In small groups, discuss what these queries do.

Inner joins

select * from questions join questions_tags \
    on questions.questionid = questions_tags.questionid
    
select * from questions Q join questions_tags T \
    on Q.questionid = T.questionid
    
select * from questions Q join questions_tags T \
    using(questionid)
    
select * from questions Q, questions_tags T \
    where Q.questionid = T.questionid

Outer joins

select * from questions Q left outer join answers A \
    on Q.questionid = A.questionid 
    
select * from questions Q left outer join answers A \
    on Q.questionid = A.questionid \
    where A.creationdate is NULL
    
# Note no right outer join in SQLite so here we would need to reverse order of answers and questions if done in SQLite.
select * from questions Q right outer join answers A \
    on Q.questionid = A.questionid \
    where Q.creationdate is NULL

select Q.questionid, count(*) as n_tags from questions Q join questions_tags T \
    on Q.questionid = T.questionid \
    group by Q.questionid

Self joins

First we’ll set up a view (a temporary) table that combines questions and tags for ease of illustrating ideas around self joins.

create view QT as select * from questions join questions_tags using(questionid)

In small groups, discuss what these queries do.

select * from QT as QT1 join QT as QT2 \
    using(questionid)

select * from QT as QT1 join QT as QT2 \
    using(questionid) where QT1.tag < QT2.tag
    
select QT1.tag, QT2.tag, count(*) as n from QT as QT1 join QT as QT2 \
    using(questionid) where QT1.tag < QT2.tag \
    group by QT1.tag, QT2.tag order by n desc limit 10

select * from QT as QT1 join QT as QT2 using(ownerid)

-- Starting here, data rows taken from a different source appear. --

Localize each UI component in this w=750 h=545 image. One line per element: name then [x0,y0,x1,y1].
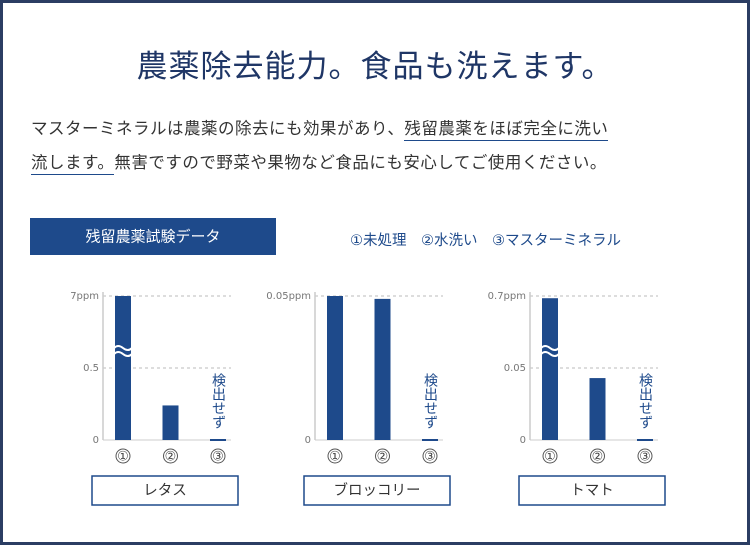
bar [115,296,131,440]
x-tick-label: ① [117,450,129,465]
category-circle [163,448,178,464]
category-circle [542,448,558,464]
y-tick-label: 0 [93,435,99,446]
chart-title-box [518,475,666,506]
highlight-text: 流します。 [31,153,115,175]
y-tick-label: 0 [305,435,311,446]
highlight-text: 残留農薬をほぼ完全に洗い [404,119,609,141]
bar [162,405,179,440]
category-circle [637,448,653,464]
category-circle [590,448,605,464]
x-tick-label: ② [592,450,604,465]
y-tick-label: 0.7ppm [488,291,526,302]
chart-title: ブロッコリー [334,481,421,499]
category-circle [375,448,390,464]
bar [589,378,606,440]
data-label-box [30,218,276,255]
x-tick-label: ① [329,450,341,465]
axis-break [540,345,560,357]
bar [327,296,343,440]
body-line: 流します。無害ですので野菜や果物など食品にも安心してご使用ください。 [31,149,607,175]
chart-title-box [303,475,451,506]
x-tick-label: ① [544,450,556,465]
bar [374,298,391,440]
y-tick-label: 7ppm [70,291,99,302]
title: 農薬除去能力。食品も洗えます。 [136,49,614,85]
category-circle [210,448,226,464]
chart-title: レタス [143,482,187,499]
x-tick-label: ③ [212,450,224,465]
data-label: 残留農薬試験データ [85,228,220,246]
charts: 残留農薬試験データ ①未処理 ②水洗い ③マスターミネラル 0 0.5 7ppm ① ② 検出… [30,218,666,506]
axis-break [113,345,133,357]
chart-title-box [91,475,239,506]
annotation: 検出せず [637,373,653,429]
y-tick-label: 0.05ppm [266,291,311,302]
body-text: 無害ですので野菜や果物など食品にも安心してご使用ください。 [114,153,607,172]
x-tick-label: ② [377,450,389,465]
category-circle [422,448,438,464]
annotation: 検出せず [210,373,226,429]
chart-title: トマト [570,483,614,499]
y-tick-label: 0 [520,435,526,446]
body-text: マスターミネラルは農薬の除去にも効果があり、 [31,119,405,138]
bar [542,298,558,440]
y-tick-label: 0.5 [83,363,99,374]
x-tick-label: ③ [424,450,436,465]
x-tick-label: ③ [639,450,651,465]
annotation: 検出せず [422,373,438,429]
y-tick-label: 0.05 [504,363,526,374]
legend: ①未処理 ②水洗い ③マスターミネラル [350,232,621,249]
category-circle [327,448,343,464]
body-line: マスターミネラルは農薬の除去にも効果があり、残留農薬をほぼ完全に洗い [31,115,609,141]
category-circle [115,448,131,464]
x-tick-label: ② [165,450,177,465]
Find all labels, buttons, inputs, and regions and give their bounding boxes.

select QT1.ownerid from QT as QT1 join QT as QT2 using(questionid) \
    where QT1.tag ='python' and QT2.tag='r'

How does this last query differ from the similar query when we looked at set operations?

Set operations

In small groups, discuss what these queries do.

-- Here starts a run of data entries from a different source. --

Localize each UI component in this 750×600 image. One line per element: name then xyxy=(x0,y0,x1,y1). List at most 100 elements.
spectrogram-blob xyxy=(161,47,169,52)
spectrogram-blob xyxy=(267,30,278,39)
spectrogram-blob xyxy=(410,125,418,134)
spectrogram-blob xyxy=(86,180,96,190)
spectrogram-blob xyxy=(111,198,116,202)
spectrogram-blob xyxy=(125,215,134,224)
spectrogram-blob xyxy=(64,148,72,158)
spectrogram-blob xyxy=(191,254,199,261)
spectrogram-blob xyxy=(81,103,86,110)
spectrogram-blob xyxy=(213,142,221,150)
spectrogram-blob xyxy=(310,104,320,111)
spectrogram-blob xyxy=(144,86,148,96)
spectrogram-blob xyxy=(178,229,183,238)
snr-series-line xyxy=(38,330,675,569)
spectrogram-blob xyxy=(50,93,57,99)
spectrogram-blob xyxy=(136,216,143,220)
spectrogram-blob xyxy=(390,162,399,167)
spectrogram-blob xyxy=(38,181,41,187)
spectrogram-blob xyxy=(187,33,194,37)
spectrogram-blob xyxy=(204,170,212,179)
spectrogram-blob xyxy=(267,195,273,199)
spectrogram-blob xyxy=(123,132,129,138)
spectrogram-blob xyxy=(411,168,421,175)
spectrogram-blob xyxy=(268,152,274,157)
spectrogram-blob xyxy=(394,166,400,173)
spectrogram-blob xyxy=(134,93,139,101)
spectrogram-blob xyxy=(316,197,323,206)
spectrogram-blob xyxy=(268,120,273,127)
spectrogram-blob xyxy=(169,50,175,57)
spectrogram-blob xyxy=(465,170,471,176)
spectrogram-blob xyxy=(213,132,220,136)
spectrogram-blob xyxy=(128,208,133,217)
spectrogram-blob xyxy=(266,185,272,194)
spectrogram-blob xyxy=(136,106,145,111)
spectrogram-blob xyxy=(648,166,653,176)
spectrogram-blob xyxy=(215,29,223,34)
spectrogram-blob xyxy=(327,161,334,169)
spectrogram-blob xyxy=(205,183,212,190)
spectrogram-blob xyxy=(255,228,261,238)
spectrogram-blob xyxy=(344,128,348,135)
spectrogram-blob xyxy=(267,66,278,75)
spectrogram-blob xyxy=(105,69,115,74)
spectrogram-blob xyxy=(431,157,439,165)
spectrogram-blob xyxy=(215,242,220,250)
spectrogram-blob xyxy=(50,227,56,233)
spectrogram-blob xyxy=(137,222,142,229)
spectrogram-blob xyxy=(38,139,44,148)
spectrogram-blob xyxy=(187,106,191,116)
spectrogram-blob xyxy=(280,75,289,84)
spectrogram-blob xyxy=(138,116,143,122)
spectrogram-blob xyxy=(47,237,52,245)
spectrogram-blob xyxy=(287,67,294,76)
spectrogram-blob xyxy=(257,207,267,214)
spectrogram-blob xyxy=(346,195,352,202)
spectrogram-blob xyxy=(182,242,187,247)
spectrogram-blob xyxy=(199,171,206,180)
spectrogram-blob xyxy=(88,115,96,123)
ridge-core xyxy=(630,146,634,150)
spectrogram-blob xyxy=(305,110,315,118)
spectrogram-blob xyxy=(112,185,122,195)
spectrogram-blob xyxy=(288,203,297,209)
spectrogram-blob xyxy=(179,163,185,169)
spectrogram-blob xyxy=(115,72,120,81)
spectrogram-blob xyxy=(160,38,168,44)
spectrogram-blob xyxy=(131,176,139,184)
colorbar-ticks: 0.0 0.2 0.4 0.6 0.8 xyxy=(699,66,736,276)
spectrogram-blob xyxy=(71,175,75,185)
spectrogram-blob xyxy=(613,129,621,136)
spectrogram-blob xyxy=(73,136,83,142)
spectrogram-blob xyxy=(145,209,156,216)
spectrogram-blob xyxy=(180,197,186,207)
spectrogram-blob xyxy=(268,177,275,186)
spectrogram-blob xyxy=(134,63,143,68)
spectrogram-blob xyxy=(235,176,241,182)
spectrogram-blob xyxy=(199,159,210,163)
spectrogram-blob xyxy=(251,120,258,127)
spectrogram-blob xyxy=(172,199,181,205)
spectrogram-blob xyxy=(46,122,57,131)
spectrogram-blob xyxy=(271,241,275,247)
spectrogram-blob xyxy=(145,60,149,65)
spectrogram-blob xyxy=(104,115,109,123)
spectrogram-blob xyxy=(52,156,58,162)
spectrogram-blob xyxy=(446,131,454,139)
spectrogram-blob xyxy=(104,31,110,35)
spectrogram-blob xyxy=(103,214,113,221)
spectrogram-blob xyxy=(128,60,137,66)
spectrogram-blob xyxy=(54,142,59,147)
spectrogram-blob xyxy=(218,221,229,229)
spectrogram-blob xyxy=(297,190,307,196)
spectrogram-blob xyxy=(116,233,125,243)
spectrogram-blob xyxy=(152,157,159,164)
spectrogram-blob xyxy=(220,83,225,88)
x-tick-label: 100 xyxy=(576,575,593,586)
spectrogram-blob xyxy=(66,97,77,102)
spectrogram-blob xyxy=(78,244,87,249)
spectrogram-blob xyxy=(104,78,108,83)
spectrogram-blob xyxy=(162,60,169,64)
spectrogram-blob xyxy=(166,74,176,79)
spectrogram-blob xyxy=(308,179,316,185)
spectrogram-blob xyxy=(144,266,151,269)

select ownerid from QT where tag='python' \
    intersect \
    select ownerid from QT where tag='r'
    
select ownerid from QT where tag='python' \
    except \
    select ownerid from QT where tag='r'
    
select ownerid from QT where tag='python' \
    union \
    select ownerid from QT where tag='r'

select userid, displayname, location from users \
    where location like '%United States%' \
    intersect \
    select userid, displayname, location from users \
    where reputation > 10

One of those can be done without the set operation. Which one, and how?

Subqueries and with

In small groups, discuss what these queries do.

select * from \
    answers A \
    join \
    ( select ownerid, count(*) as n_answered from answers \
        group by ownerid order by n_answered desc limit 1000 ) most_responsive \
    on A.ownerid = most_responsive.ownerid
with most_responsive as (
    select ownerid, count(*) as n_answered from answers
        group by ownerid order by n_answered desc limit 1000
    )
select * from questions join answers A
    on questions.questionid = A.questionid
    join most_responsive on A.ownerid = most_responsive.ownerid
select avg(upvotes) from users \
    where userid in \
    ( select distinct ownerid from \
    questions join questions_tags using(questionid) \
    where tag = 'python' )

Challenges: Joins, set operations, grouping and subqueries

If you’d like to, use a Chatbot to explore some of these questions, trying to elicit the different ways to set up the query. But my suggestion is to reinforce your own understanding by trying to produce the query on your own. After that, checking with a Chatbot could be a good strategy.

  1. Find all the questions that have answers using:
    • a join
    • a subquery (or with)
    • a set operation
  2. Find all the questions that have no answers using:
    • a join
    • a subquery (or with)
    • a set operation
  3. Find the 10 most popular tags for unanswered questions. There are a variety of ways to do this using subqueries or with.